10 Ways Animals Improve Mental Health
More and more, animals are becoming a part of people’s lives. According to a Harris Poll, more than 3 in 5 American households have pets. That’s 62% of families have one or more dogs, cats, birds, or pets like snakes, turtles, lizards, tarantulas, or any of the multitude of other non-traditional animals.
So how long have animals been in relationship with humans?
Researchers estimate that dogs first became domesticated between 18,800 and 32,100 years ago. In the beginning, one can imagine that these dogs provided assistance with hunting, protection, and a warning signal to alert humans to danger.
Pet animals have practical uses. The expression “it’s a three dog night” comes from the notion that it was so cold one needed three dogs to sleep with to keep warm. Cats hunt mice to protect grain. Goats have been utilized to clear brush. Even rats have been trained to detect land mines.
But, domesticated animals or pets provide more than practical help, as any pet owner will tell you. I’ve listed ten ways that pets improve mental health. If you have anything to add to the list, please comment below.
Here are ten ways that pets improve mental health.
- The act of stroking an animal has a calming effect and reduces anxiety. The softness of fur and the warmth of their skin is calming. Some studies have shown that petting an animal lowers blood pressure, too.
- A dog can make you get out of bed to take it on a walk, which has the advantage of both exercise and motivation to get moving. The exercise of walking increases endorphins which makes you feel good.
- Pets provide unconditional love. They don’t care if you haven’t showered, if you have a bad hair day, or if the house is a mess. Their love and affection are consistent. They ask for very little and love a great deal.

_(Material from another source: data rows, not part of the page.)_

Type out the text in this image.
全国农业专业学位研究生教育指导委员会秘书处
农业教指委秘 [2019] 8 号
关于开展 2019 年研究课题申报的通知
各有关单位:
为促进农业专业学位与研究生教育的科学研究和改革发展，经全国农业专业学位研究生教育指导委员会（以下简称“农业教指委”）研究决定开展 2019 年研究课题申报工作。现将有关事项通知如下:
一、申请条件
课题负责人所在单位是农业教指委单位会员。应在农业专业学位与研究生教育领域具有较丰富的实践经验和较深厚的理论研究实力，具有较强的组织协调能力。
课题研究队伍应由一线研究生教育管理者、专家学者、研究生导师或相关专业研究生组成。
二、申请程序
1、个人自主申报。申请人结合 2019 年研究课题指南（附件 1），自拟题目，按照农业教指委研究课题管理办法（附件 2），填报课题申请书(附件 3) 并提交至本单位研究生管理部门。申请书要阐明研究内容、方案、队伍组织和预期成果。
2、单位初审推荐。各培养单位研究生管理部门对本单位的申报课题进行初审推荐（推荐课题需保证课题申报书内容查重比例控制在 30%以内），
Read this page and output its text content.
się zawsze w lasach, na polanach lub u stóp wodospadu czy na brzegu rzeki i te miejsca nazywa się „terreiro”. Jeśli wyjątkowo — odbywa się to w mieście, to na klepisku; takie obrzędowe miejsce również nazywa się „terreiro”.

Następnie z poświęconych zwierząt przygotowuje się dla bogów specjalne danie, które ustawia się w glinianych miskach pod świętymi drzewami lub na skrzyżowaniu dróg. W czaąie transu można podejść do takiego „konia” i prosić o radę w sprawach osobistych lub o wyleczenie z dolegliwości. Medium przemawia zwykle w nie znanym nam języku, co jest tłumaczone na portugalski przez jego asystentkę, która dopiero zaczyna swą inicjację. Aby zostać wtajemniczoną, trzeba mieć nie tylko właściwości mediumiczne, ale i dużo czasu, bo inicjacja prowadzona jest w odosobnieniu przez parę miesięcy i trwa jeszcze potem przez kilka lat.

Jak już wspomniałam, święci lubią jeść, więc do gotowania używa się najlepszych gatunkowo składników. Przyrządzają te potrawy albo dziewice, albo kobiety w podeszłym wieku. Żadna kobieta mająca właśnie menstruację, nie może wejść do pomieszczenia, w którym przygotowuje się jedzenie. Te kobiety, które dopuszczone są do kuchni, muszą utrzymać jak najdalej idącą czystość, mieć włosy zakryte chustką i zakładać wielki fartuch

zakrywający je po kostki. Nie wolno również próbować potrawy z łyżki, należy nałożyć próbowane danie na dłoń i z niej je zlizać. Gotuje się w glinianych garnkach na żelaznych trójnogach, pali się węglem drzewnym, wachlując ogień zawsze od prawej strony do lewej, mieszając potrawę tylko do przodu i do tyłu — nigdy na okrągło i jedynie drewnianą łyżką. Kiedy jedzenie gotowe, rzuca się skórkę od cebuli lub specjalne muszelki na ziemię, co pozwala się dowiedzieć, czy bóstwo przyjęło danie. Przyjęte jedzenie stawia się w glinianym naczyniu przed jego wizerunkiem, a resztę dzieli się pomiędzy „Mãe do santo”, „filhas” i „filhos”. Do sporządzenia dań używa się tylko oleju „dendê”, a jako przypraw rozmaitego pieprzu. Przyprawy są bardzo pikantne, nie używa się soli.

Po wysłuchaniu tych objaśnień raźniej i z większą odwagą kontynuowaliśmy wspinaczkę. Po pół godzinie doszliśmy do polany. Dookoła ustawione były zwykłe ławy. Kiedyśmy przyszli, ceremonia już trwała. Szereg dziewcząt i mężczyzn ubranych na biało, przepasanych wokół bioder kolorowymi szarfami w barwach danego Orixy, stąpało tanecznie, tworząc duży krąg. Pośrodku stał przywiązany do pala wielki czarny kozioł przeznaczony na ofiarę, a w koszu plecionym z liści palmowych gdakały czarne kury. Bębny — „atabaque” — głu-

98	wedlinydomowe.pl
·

- Caring for something reminds you to care for yourself. If you’re going to go on a walk, you’ll get dressed and brush your hair. You may try to stay healthy for your animal’s sake, knowing they depend on you. Your dog insists on being fed and watered, which reminds you to eat and drink.
- Pets are fun. They’re fun to watch, to play with, to engage with. Parrots talk and whistle. Dogs chase and roll and learn tricks. Cats leap on the wall, trying to capture the laser dot.
- Animals give you something to talk about. Are you unsure of what to say in a situation? Ask someone about their pets, and tell them about yours. People love to talk about their pets almost as much as they love to talk about their kids, and sometimes more.
- Pets help you make friends. Dog people gather at dog parks. Bird lovers go to bird conventions. All types of pet lovers volunteer at animal shelters. Pets are a great icebreaker too. Taking your dog on a walk often leads to interactions with others. And commenting on someone else’s pet can be the start of a friendship.
- Helping animals can increase self-esteem. There are many places that need animal lovers to volunteer. Rescues, animal shelters, and wildlife centers can all use help. Even food pantries are in need of food for people’s pets. Giving of your time and energy will make you feel better about yourself and is something you can look forward to. It even looks good on a resume!
- Pets help those who are sick, sad, or lonely. All sorts of animals can be certified as therapy animals. Therapy animals go into hospitals, schools, retirement homes, and even libraries to help uplift people’s mood, provide a listening ear to help kids read, and be a much needed distraction to an otherwise monotonous day.
- Animals just make you feel good. A much needed lick on the face, a cat purring on your lap, petting a rabbit, watching fish, and holding a hamster are wonderful. Pets listen without judgement and without criticism. Hugging a dog and crying into his fur help release stress.
Even if you don’t own an animal, you can reap the benefits of one by visiting a shelter to walk the dogs or hold the cats. You can hang out with a friend who has pets. You could go bird watching or swim with the dolphins or go to a zoo.
Animals cannot replace medication that’s needed for mental health problems or psychotherapy for significant problems, but they can definitely help in many ways. This list is only a small part of the roles animals can play in your life. Opening your home to nonhuman creatures will forever change your life in a myriad of positive, interesting, and wonderful ways.